На соседних лавках шумно располагались ребята и девчонки в выцветших штормовках. Беззаботный смех, улыбки — видать, студенты.

— Костик, пощипай струны, — весело заканючило курносое конопатое существо.

А тот уж и сам ладил к груди гитару, расправлял стиснутые с двух сторон плечи, улыбался, обнажая ровные, как лепестки ромашки, зубы.

— Чего тебе, подсолнух?

— Давай нашу, — шумнула компания, и первый звук, рожденный гитарой, заставил всех смолкнуть. Побежали по струнам проворные пальцы, родилась мелодия, а потом приятным до удивления голосом запел этот самый Костик:

На дальней станции сойду — Трава по пояс. И хорошо с былым наедине Бродить в полях, ничем, ничем не беспокоясь, По васильковой, синей тишине.

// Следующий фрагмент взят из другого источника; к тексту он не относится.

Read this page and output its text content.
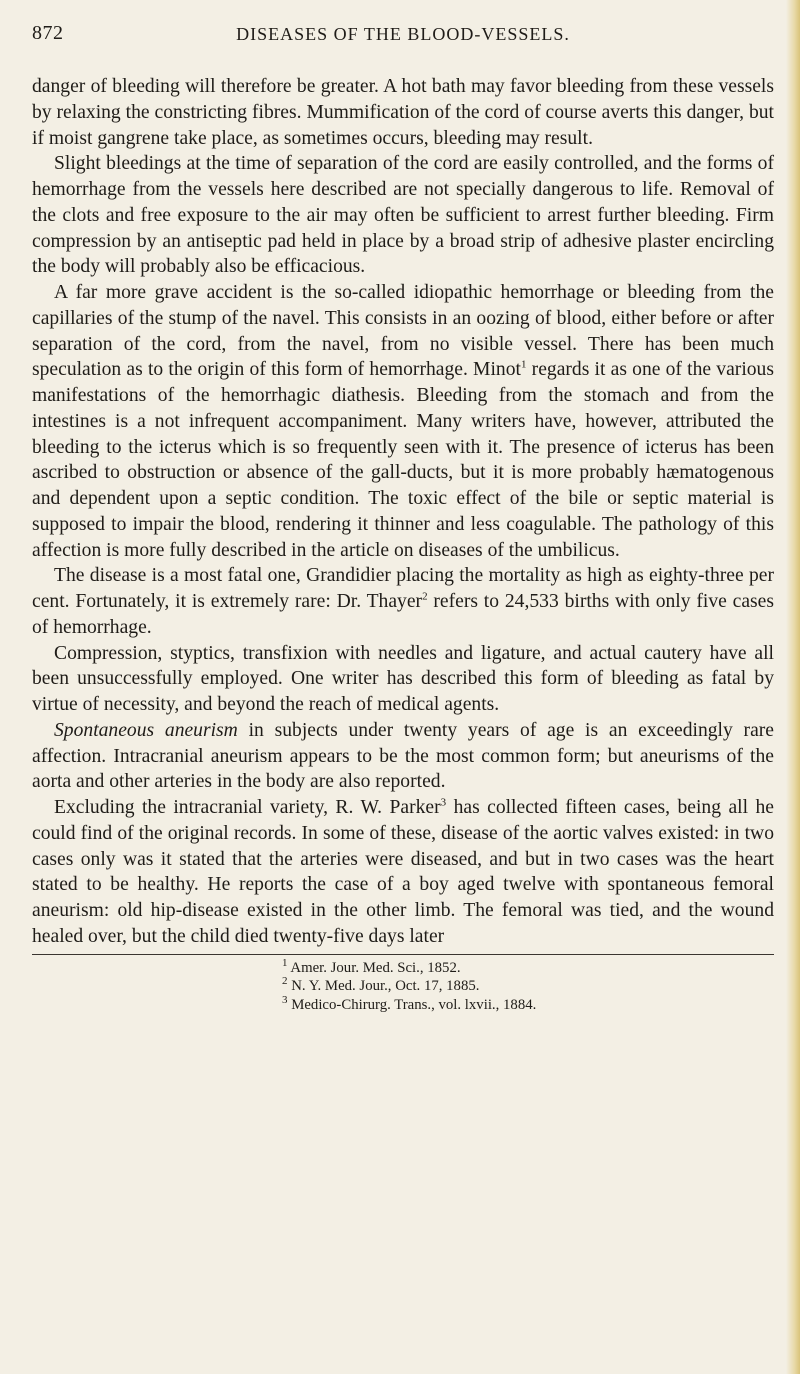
872	DISEASES OF THE BLOOD-VESSELS.

danger of bleeding will therefore be greater. A hot bath may favor bleeding from these vessels by relaxing the constricting fibres. Mummification of the cord of course averts this danger, but if moist gangrene take place, as sometimes occurs, bleeding may result.

Slight bleedings at the time of separation of the cord are easily controlled, and the forms of hemorrhage from the vessels here described are not specially dangerous to life. Removal of the clots and free exposure to the air may often be sufficient to arrest further bleeding. Firm compression by an antiseptic pad held in place by a broad strip of adhesive plaster encircling the body will probably also be efficacious.

A far more grave accident is the so-called idiopathic hemorrhage or bleeding from the capillaries of the stump of the navel. This consists in an oozing of blood, either before or after separation of the cord, from the navel, from no visible vessel. There has been much speculation as to the origin of this form of hemorrhage. Minot$^1$ regards it as one of the various manifestations of the hemorrhagic diathesis. Bleeding from the stomach and from the intestines is a not infrequent accompaniment. Many writers have, however, attributed the bleeding to the icterus which is so frequently seen with it. The presence of icterus has been ascribed to obstruction or absence of the gall-ducts, but it is more probably hæmatogenous and dependent upon a septic condition. The toxic effect of the bile or septic material is supposed to impair the blood, rendering it thinner and less coagulable. The pathology of this affection is more fully described in the article on diseases of the umbilicus.

The disease is a most fatal one, Grandidier placing the mortality as high as eighty-three per cent. Fortunately, it is extremely rare: Dr. Thayer$^2$ refers to 24,533 births with only five cases of hemorrhage.

Compression, styptics, transfixion with needles and ligature, and actual cautery have all been unsuccessfully employed. One writer has described this form of bleeding as fatal by virtue of necessity, and beyond the reach of medical agents.

Spontaneous aneurism in subjects under twenty years of age is an exceedingly rare affection. Intracranial aneurism appears to be the most common form; but aneurisms of the aorta and other arteries in the body are also reported.

Excluding the intracranial variety, R. W. Parker$^3$ has collected fifteen cases, being all he could find of the original records. In some of these, disease of the aortic valves existed: in two cases only was it stated that the arteries were diseased, and but in two cases was the heart stated to be healthy. He reports the case of a boy aged twelve with spontaneous femoral aneurism: old hip-disease existed in the other limb. The femoral was tied, and the wound healed over, but the child died twenty-five days later

$^1$ Amer. Jour. Med. Sci., 1852.
$^2$ N. Y. Med. Jour., Oct. 17, 1885.
$^3$ Medico-Chirurg. Trans., vol. lxvii., 1884.
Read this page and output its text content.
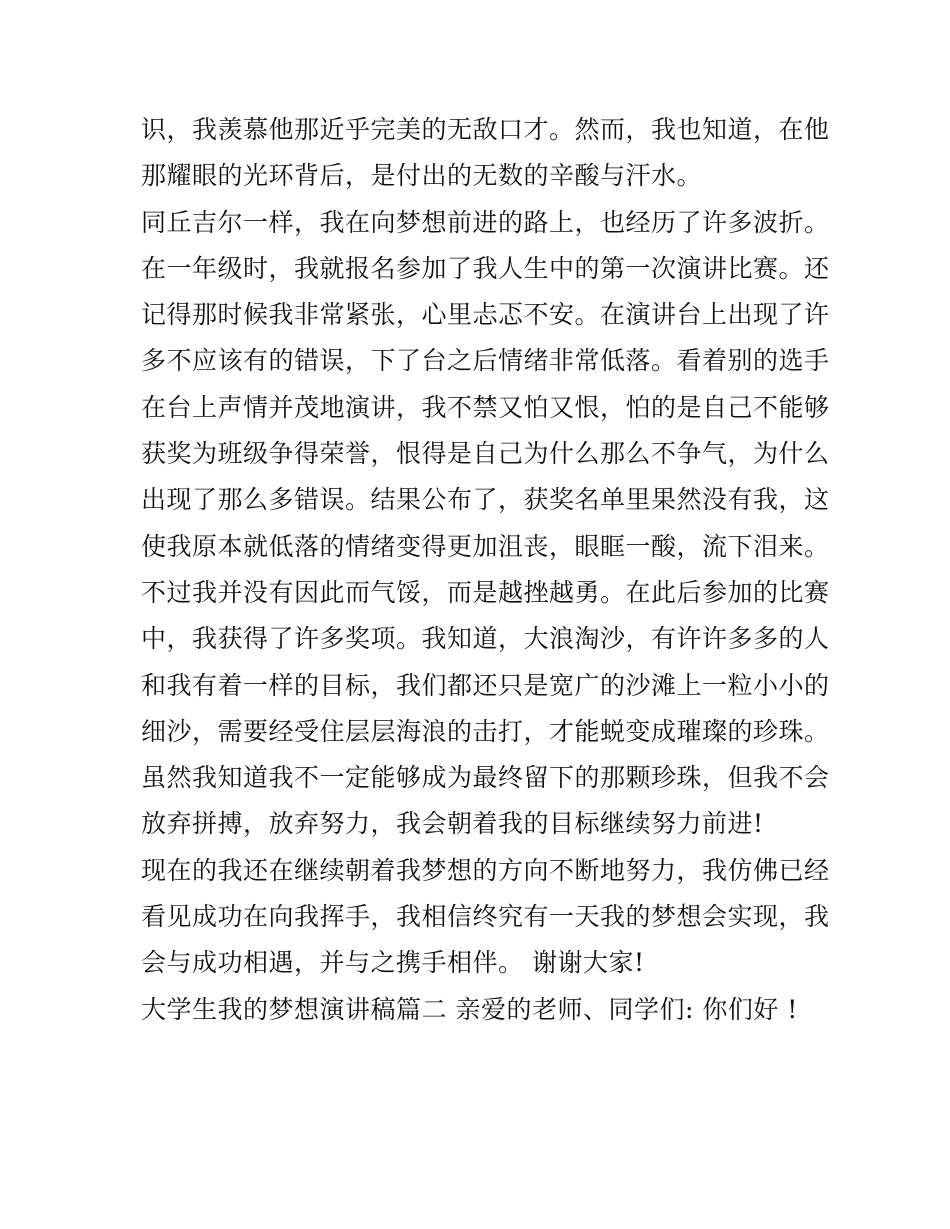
识，我羡慕他那近乎完美的无敌口才。然而，我也知道，在他
那耀眼的光环背后，是付出的无数的辛酸与汗水。
同丘吉尔一样，我在向梦想前进的路上，也经历了许多波折。
在一年级时，我就报名参加了我人生中的第一次演讲比赛。还
记得那时候我非常紧张，心里忐忑不安。在演讲台上出现了许
多不应该有的错误，下了台之后情绪非常低落。看着别的选手
在台上声情并茂地演讲，我不禁又怕又恨，怕的是自己不能够
获奖为班级争得荣誉，恨得是自己为什么那么不争气，为什么
出现了那么多错误。结果公布了，获奖名单里果然没有我，这
使我原本就低落的情绪变得更加沮丧，眼眶一酸，流下泪来。
不过我并没有因此而气馁，而是越挫越勇。在此后参加的比赛
中，我获得了许多奖项。我知道，大浪淘沙，有许许多多的人
和我有着一样的目标，我们都还只是宽广的沙滩上一粒小小的
细沙，需要经受住层层海浪的击打，才能蜕变成璀璨的珍珠。
虽然我知道我不一定能够成为最终留下的那颗珍珠，但我不会
放弃拼搏，放弃努力，我会朝着我的目标继续努力前进!
现在的我还在继续朝着我梦想的方向不断地努力，我仿佛已经
看见成功在向我挥手，我相信终究有一天我的梦想会实现，我
会与成功相遇，并与之携手相伴。 谢谢大家!
大学生我的梦想演讲稿篇二 亲爱的老师、同学们: 你们好 !
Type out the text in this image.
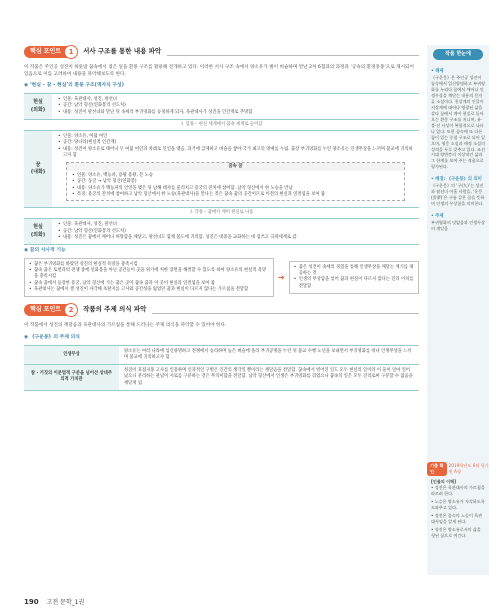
핵심 포인트	1	서사 구조를 통한 내용 파악

이 작품은 주인공 성진이 하룻밤 꿈속에서 겪은 일을 환몽 구조를 활용해 전개하고 있다. 이러한 서사 구조 속에서 양소유가 벌이 벼슬하며 만난 2처 6첩과의 과정과 ‘공속의 환경흥몽’으로 제시되어 있음으로 이를 고려하여 내용을 파악해보도록 한다.

◉ ‘현실 – 꿈 – 현실’의 환몽 구조(액자식 구성)
현실
(외화)
• 인물: 육관대사, 성진, 팔선녀
• 공간: 남악 형산(연화봉의 선도처)
• 내용: 성진이 팔선녀와 만난 뒤 속세의 부귀영화를 동경하게 되자, 육관대사가 성진을 인간계로 추방함
⇩ 입몽 – 현실 세계에서 꿈속 세계로 들어감
꿈
(내화)
• 인물: 양소유, 여덟 여인
• 공간: 당나라(현실적 인간계)
• 내용: 성진이 양소유로 태어나 두 여덟 여인과 차례로 인연을 맺음. 과거에 급제하고 벼슬을 쌓아 국가 최고의 영예를 누림. 출장 부귀영화를 누린 양소유는 인생무상을 느끼며 불교에 귀의하고자 함
꿈속 꿈
• 인물: 양소유, 백능파, 용왕 용왕, 문 노승
• 공간: 동굴 → 남악 형산(연화봉)
• 내용: 양소유가 백능파의 인연을 맺은 뒤 남해 태자를 물리치고 용궁의 잔치에 참여함. 남악 형산에서 한 노승을 만남
• 특징: 용궁의 잔치에 참여하고 남악 형산에서 한 노승(육관대사)을 만나는 것은 꿈속 꿈의 공간이므로 이전의 현실과 연결됨을 보여 줌
⇩ 각몽 – 꿈에서 깨어 현실로 나옴
현실
(외화)
• 인물: 육관대사, 성진, 팔선녀
• 공간: 남악 형산(연화봉의 선도처)
• 내용: 성진은 꿈에서 깨어나 허망함을 깨닫고, 팔선녀도 함께 불도에 귀의함. 성진은 대중을 교화하는 데 힘쓰고 극락세계로 감
◉ 꿈의 서사적 기능
• 꿈은 부귀영화를 바랐던 성진의 현실적 욕망을 충족시킴
• 꿈속 꿈은 토번과의 전쟁 중에 연화봉을 아닌 공간들이 곳을 위기에 처한 장면을 해결할 수 있도록 하여 양소유의 현실적 욕망을 충족시킴
• 꿈속 꿈에서 등장한 용궁, 남악 형산에 가는 꿈은 곳이 꿈속 꿈과 이 곳이 현실과 연결됨을 보여 줌
• 육관대사는 꿈에서 깬 성진이 자각해 초탈지를 고사와 공간성을 잃었던 꿈과 현실이 다르지 않다는 가르침을 전달함
➜
• 꿈은 성진이 속세의 경험을 통해 인생무상을 깨닫는 계기를 제공하는 것
• 인생의 무상함을 넣어 꿈과 현실이 다르지 않다는 진리 이치를 전달함
핵심 포인트	2	작품의 주제 의식 파악

이 작품에서 성진의 깨달음과 육관대사의 가르침을 통해 드러나는 주제 의식을 파악할 수 있어야 한다.

◉ 《구운몽》의 주제 의식
인생무상	양소유는 여러 나라에 입신양명하고 전쟁에서 승리하며 높은 벼슬에 올라 부귀공명을 누린 뒤 불교 수행 노년을 보내면서 부귀영화를 떠나 인생무상을 느끼며 불교에 귀의하고자 함
참 · 거짓의 이분법적 구분을 넘어선 상대주의적 가치관	성진이 호접지몽 고사를 인용하며 인과적인 구별은 인간의 생각일 뿐이라는 깨달음을 전달함. 꿈속에서 벌어진 일도 모두 현실의 일이라 이 둘이 얼마 일어났으니 분리하는 관념이 서로를 구분하는 것은 무의미함을 전달함. 남악 형산에서 인생은 부귀영화를 겪었으나 꿈속의 일은 모두 진리로써 구분할 수 없음을 깨닫게 됨
작품 한눈에
• 해제

《구운몽》은 주인공 성진이 꿈속에서 입신양명하고 부귀영화를 누리다 꿈에서 깨어나 인생무상을 깨닫는 내용의 몽자류 소설이다. 천상계의 인물이 지상계에 태어나 영광된 삶을 살다 꿈에서 깨어 현실로 돌아오는 환몽 구조를 지니며, 유·불·선 사상이 복합적으로 나타나 있다. 또한 꿈속에 또 다른 꿈이 있는 중첩 구조로 되어 있으며, 영웅 소설과 애정 소설의 성격을 두루 갖추고 있다. 조선 시대 양반층의 이상적인 삶과 그 한계를 보여 주는 작품으로 평가된다.

• 배경: 《구운몽》의 의미

《구운몽》의 ‘구(九)’는 성진과 팔선녀 아홉 사람을, ‘운몽(雲夢)’은 구름 같은 꿈을 뜻하며 인생의 무상함을 의미한다.

• 주제

부귀영화의 덧없음과 인생무상의 깨달음

기출 확인
2019학년도 6월 평가원 A형

[인물의 이해]

• 성진은 육관대사의 가르침을 따르려 한다.
• 노승은 양소유가 자각하도록 도와주고 있다.
• 성진은 꿈속의 노승이 육관대사임을 알게 된다.
• 성진은 양소유로서의 삶을 헛된 꿈으로 여긴다.
190 고전 문학_1권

И такая грусть слышалась в бархатном баритоне парнишки, что в вагоне все смолкли, оставалась одна песня, так созвучная негромкому перестуку колес.

На дальней станции сойду — Запахнет медом. Живой воды напьюсь у журавля. Тут все мое, и мы, и мы отсюда родом: И васильки, и я, и тополя.

«Переладить бы слова по-нашему да спеть под завыванье вьюги, барак бы рыдал», — подумалось Лехе. И его захватила вдруг нехитрая песня. Где его станция? Где его родничок с живой водой? Он и до сих пор не знает, чья кровь пульсирует в его венах. Одна память из детства — бесконечные пьянки матери, шумливые компании в их доме. И он, Леха, — чье-то ненароком оброненное семя — рос диковатым, запущенным и не обогретым материнской лаской. А потому и крал все, что плохо лежало. Сначала от зависти к своим обеспеченным сверстникам, потом по привычке. И мать, уловив такое в сыне, била его, а потом как-то разом смирилась. Одной дорогой, но разными колеями катилась у них жизнь, родственной близости не ощущалось.

Спустя девять лет у Лехи появился брат Пашка, такой же безотцовщина, как и он. Правда, Пашку мать приголубливала, но этой привязанности хватило ненадолго. Опекуном младшего брата стал старший. Он и преподал ему первые уроки воровской жизни.